If one wants good things to enter into one’s life, one must make room. Or at least that’s what the organizational gurus on Oprah say. But after huffing and puffing and hauling a truck load of “making room” over to the thrift store this afternoon, I don’t know if I want anything else coming into this house besides food and water.

My mother always says, “My house looks fabulous if I don’t have my glasses on.” The trouble is, I don’t wear glasses. But I have metaphorical glasses: Company. Yes, nothing quite like house guests to make the clutter correctively crystal clear. They left yesterday. We purged today. Why am I always a day behind these things?

My dear husband’s domains remain immaculate. The garage, the yard, his office…all pass the white glove test. Yes, our garage is the envy of the neighborhood. He cleans it out every month or so while he listens to an audiobook on triple speed. No joke, triple speed. (The double speed was beginning to drag on, he said. Some might label that sort of behavior as ADD. He just calls it efficiency.)

Whatever number of cars our garage is supposed to hold, that’s how many it holds. Passersby would assume by our open garage door that the inside follows suit…but alas, I’m getting to it. The kids keep growing, the clothes keep shrinking, and I’ve been meaning to get to that pile of papers on the counter, just give me a minute. Or a day.
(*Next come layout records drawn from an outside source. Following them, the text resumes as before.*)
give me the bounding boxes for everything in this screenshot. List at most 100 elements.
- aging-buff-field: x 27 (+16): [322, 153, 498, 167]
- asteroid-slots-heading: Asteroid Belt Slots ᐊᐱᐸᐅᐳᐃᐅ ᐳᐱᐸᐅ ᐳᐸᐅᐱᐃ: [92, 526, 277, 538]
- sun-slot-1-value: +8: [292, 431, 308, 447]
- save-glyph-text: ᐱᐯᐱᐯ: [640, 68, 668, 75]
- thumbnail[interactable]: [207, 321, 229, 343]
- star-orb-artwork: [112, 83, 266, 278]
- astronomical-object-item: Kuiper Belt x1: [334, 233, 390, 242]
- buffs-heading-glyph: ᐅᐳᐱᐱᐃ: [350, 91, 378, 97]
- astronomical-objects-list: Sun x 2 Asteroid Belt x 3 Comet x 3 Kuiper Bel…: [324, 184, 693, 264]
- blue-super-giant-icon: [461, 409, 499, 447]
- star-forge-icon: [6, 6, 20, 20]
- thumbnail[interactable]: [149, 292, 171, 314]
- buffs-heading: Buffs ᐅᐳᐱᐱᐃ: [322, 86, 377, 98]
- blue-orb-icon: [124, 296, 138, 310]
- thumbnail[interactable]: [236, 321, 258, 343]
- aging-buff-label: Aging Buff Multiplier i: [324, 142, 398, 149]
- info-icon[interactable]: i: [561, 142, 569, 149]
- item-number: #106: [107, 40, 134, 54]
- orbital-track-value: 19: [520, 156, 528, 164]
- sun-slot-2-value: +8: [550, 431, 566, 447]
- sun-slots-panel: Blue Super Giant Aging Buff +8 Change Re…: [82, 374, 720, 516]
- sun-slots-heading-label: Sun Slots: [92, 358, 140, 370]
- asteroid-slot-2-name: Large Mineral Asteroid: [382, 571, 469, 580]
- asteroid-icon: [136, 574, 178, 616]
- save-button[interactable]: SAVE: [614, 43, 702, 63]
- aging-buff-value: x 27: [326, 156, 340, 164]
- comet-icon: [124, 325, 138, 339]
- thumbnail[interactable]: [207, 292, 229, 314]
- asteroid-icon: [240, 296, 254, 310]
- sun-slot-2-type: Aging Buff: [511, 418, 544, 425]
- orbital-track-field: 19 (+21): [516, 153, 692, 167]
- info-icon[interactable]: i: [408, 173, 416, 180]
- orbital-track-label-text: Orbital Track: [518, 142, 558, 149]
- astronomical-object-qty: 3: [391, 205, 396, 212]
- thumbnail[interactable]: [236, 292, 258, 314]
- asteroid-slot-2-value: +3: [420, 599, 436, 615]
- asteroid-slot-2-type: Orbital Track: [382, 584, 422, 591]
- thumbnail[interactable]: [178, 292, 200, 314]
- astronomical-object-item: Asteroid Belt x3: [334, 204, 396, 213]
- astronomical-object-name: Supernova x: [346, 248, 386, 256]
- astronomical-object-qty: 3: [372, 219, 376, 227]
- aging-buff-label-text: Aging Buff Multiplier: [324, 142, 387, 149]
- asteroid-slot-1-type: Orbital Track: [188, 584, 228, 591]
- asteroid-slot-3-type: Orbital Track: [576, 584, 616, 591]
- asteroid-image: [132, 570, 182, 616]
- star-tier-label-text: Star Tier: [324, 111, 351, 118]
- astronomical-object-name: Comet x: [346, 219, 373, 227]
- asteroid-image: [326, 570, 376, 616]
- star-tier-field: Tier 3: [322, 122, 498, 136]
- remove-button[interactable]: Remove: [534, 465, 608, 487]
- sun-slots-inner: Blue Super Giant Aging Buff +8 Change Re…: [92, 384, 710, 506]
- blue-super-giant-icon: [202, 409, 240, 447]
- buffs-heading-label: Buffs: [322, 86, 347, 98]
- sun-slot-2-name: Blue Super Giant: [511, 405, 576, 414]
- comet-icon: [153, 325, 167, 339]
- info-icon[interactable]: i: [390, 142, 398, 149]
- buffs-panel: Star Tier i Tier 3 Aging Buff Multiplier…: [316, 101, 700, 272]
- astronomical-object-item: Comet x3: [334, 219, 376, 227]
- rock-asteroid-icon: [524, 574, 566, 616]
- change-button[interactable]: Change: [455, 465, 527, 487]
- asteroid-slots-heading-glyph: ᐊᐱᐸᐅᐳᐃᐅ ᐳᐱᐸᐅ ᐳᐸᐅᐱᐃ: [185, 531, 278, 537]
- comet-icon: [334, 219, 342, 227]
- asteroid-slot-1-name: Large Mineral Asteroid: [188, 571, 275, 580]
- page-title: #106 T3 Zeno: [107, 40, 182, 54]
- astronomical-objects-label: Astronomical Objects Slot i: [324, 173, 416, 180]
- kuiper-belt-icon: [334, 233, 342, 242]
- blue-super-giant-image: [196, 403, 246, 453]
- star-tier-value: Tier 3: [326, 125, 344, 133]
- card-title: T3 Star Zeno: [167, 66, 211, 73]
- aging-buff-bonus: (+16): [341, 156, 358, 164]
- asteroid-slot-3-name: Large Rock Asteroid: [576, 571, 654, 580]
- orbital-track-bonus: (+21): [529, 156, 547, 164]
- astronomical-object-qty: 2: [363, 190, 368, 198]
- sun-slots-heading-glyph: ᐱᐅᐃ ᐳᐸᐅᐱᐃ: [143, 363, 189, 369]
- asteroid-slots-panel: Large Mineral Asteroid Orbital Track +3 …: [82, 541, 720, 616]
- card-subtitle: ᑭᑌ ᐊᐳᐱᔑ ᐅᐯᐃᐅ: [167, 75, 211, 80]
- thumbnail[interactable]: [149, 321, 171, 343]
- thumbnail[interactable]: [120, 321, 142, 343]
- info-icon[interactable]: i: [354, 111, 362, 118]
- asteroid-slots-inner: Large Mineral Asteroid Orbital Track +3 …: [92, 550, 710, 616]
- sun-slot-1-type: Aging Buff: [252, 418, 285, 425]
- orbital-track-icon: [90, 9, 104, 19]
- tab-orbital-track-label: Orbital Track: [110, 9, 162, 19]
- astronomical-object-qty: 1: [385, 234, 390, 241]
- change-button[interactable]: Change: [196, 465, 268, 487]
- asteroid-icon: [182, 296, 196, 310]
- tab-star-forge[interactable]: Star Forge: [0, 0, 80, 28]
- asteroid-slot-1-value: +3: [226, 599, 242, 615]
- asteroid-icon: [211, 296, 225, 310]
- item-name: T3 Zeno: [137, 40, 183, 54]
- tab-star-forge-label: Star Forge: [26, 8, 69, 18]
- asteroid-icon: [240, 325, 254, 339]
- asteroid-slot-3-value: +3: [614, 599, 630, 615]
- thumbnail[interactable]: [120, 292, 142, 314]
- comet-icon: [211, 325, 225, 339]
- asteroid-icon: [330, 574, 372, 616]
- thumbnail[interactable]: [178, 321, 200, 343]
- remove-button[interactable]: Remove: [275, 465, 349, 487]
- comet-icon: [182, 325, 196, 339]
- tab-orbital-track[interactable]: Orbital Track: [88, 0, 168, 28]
Or a month…or a…

The point is, yesterday morning my nine-year-old nephew came into the kitchen where I was occupying every single square inch of counter top real estate in an effort to serve a lovely breakfast to my house guests, and commented, “I just saw a museum downstairs. Why is there a museum in your house Aunt Margaret?” It took me a minute to put it together… “No, honey. That’s just your uncle’s home office. He likes it nice and clean.”
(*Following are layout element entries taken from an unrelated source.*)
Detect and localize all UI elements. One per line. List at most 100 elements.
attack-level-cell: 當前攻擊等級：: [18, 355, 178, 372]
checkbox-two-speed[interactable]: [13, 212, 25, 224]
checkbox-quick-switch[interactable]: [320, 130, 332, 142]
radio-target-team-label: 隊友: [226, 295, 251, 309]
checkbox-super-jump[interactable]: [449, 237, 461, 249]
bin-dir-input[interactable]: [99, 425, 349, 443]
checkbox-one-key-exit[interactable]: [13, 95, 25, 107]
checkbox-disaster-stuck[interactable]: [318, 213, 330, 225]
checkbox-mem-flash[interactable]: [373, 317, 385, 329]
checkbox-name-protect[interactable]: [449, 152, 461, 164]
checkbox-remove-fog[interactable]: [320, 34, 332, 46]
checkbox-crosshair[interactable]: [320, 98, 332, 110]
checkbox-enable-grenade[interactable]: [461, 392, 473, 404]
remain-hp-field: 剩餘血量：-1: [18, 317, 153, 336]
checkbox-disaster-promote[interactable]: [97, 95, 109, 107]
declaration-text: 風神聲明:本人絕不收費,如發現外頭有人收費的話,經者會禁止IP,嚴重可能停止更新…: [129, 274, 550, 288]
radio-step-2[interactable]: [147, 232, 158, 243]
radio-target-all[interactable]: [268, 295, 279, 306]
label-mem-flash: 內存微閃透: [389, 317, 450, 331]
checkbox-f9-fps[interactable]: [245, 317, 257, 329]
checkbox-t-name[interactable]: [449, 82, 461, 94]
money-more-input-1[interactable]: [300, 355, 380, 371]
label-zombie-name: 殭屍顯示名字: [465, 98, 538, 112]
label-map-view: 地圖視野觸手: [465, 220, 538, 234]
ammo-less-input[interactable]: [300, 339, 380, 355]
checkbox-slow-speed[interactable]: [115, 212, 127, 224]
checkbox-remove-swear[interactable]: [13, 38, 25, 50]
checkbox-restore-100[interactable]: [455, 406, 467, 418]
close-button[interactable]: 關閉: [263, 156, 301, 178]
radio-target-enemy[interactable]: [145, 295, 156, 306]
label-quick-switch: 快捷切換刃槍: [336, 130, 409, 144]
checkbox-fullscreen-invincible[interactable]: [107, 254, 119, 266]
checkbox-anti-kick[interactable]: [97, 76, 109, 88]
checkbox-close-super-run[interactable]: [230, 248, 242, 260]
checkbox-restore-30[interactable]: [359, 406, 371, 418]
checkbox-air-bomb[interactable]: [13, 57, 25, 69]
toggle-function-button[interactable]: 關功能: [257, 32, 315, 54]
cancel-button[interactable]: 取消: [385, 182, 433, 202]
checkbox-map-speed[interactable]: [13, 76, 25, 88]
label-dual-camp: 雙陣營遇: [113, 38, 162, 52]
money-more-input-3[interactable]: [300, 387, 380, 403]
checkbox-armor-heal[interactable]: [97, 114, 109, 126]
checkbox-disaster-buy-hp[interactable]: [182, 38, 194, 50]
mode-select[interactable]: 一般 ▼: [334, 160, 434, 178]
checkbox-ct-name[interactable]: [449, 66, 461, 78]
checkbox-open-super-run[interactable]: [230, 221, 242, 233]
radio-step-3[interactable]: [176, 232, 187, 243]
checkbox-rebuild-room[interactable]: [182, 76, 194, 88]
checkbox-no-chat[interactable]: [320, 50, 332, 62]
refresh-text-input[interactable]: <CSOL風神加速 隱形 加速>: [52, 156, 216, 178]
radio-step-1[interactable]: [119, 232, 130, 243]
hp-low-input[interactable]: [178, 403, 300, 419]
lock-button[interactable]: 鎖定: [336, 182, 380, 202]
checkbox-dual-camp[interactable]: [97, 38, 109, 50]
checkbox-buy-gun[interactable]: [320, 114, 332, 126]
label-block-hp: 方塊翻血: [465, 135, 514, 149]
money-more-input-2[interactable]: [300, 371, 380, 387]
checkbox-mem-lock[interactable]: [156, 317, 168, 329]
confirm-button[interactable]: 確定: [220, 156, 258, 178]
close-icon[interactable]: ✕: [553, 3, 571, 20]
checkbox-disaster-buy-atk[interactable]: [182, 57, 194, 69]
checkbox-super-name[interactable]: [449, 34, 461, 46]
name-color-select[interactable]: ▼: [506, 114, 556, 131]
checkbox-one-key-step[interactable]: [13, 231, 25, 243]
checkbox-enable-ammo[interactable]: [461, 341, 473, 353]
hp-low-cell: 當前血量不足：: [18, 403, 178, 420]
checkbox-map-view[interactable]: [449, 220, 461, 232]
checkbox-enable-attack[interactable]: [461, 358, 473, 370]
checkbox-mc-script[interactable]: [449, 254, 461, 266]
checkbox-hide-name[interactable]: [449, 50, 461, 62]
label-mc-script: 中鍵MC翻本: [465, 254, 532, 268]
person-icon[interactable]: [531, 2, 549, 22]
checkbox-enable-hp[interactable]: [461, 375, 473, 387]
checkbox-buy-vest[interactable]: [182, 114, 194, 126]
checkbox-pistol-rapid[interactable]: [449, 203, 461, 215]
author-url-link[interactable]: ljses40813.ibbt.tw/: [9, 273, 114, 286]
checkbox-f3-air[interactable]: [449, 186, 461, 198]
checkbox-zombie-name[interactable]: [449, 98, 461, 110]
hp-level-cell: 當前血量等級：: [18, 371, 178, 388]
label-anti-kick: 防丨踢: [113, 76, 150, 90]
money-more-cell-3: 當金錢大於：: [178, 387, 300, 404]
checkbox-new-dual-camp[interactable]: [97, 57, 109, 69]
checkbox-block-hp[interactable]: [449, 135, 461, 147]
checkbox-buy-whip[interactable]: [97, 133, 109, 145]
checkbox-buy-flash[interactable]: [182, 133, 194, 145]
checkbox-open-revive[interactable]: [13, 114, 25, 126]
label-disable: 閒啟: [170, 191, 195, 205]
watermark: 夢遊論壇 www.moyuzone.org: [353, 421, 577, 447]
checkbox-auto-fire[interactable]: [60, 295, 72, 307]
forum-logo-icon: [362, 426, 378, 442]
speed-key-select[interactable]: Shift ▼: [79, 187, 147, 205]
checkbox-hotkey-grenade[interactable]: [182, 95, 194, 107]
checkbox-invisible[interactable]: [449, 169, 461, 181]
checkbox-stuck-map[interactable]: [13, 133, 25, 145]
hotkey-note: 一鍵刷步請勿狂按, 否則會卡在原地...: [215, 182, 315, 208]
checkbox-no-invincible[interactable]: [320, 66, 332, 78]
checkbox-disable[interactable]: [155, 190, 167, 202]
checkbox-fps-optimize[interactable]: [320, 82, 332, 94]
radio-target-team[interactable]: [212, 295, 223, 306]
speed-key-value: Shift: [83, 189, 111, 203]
You’d think he was a CIA operative with the way everything goes into the shredder. But it was the juxtaposition to the rest of the crib that transformed his occupation from salesman to curator in his nephew’s eyes.

So with all the junk that left the premises today, the law of karma would lead me to believe some velvet rope, bullet proof plexiglass and a cozy cafe will soon come into my life.

I’m okay with that, as long as the cafe comes with its own kitchen staff.